The problem is that I am woefully bad at living life in moderation.  Excess is simply so much more fun; ‘All or nothing’ would be a more appropriate motto for me, which is why I am now approaching half-way through a ‘dry’ January.

The first few days were a breeze.  There really is nothing like a good old New Year’s Eve knees-up followed by a stinking hangover to reinforce the vows of ‘never again’. Taking refuge in Northern Europe nicely circumnavigated the pitfalls of King’s Day festivities, which could otherwise have rocked my resolve.  But as the days pass, it is easy to lose sight of the original reasons for the detox.  Back in Spain, friends blink bewilderedly at me when refusing a copa.  It seems a foreign concept here, maybe it’s just further North we inflict these periods of abstinence on ourselves?

By day 10, I am pretty sure my liver is like a new-born baby’s and surely a breathalyser test would confirm me a pseudo-saint, halo and all?

To strengthen my resolve, I have canvassed advice on how to persevere, which I am of course delighted to share with you here.

It might seem blindingly obvious, but you have to remove yourself from the haunts you usually frequent, especially if the bartender produces your ‘regular’ as soon as you walk through the door.  This is the time to seek out cafés, juice bars or anywhere without a drinks license really.

Diversion tactics are also important; you need to fill the time you have created with something else. Perhaps one of the other resolutions, such as hiking or ballroom dancing?  Both are infinitely easier with a clear head and clean blood.  Or if physically challenged, why not start a blog for your friends and family in distant countries. Every Tom Dick and Harry seem to write one these days and with a bit of luck some talent scout might discover your literary skills and give you a whopping publishing contract.  Trend-setters say that aliens are the new vampires as far as fiction is concerned, so start your masterpiece now. Move over JK Rowling.

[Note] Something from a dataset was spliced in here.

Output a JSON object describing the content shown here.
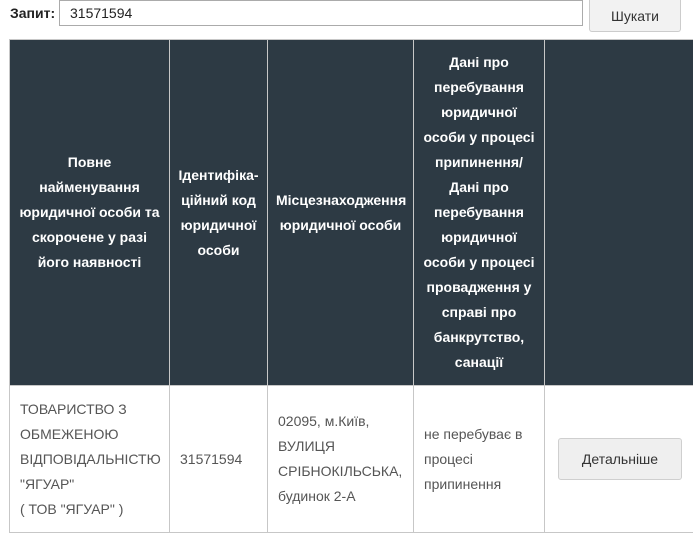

Look in the mirror! Chances are your skin is more luminous, eyes clearer and, assuming you didn’t replace the pints with pies, you may well be a bit trimmer too.

Still missing the Merlot? Police in Spain are clamping down on drink drivers and even with the best intentions, it can be hard to judge the alcohol in your glass, so save yourself a bundle of cash and a stint in the penitentiary, not to mention any horrid accidents.

In fact, the only legal way to ship you to and from the bar (except walking) is by horse, since they have a mind of their own, so maybe use your dry January to take some riding lessons, setting you up for a galloping return to the social fold come February.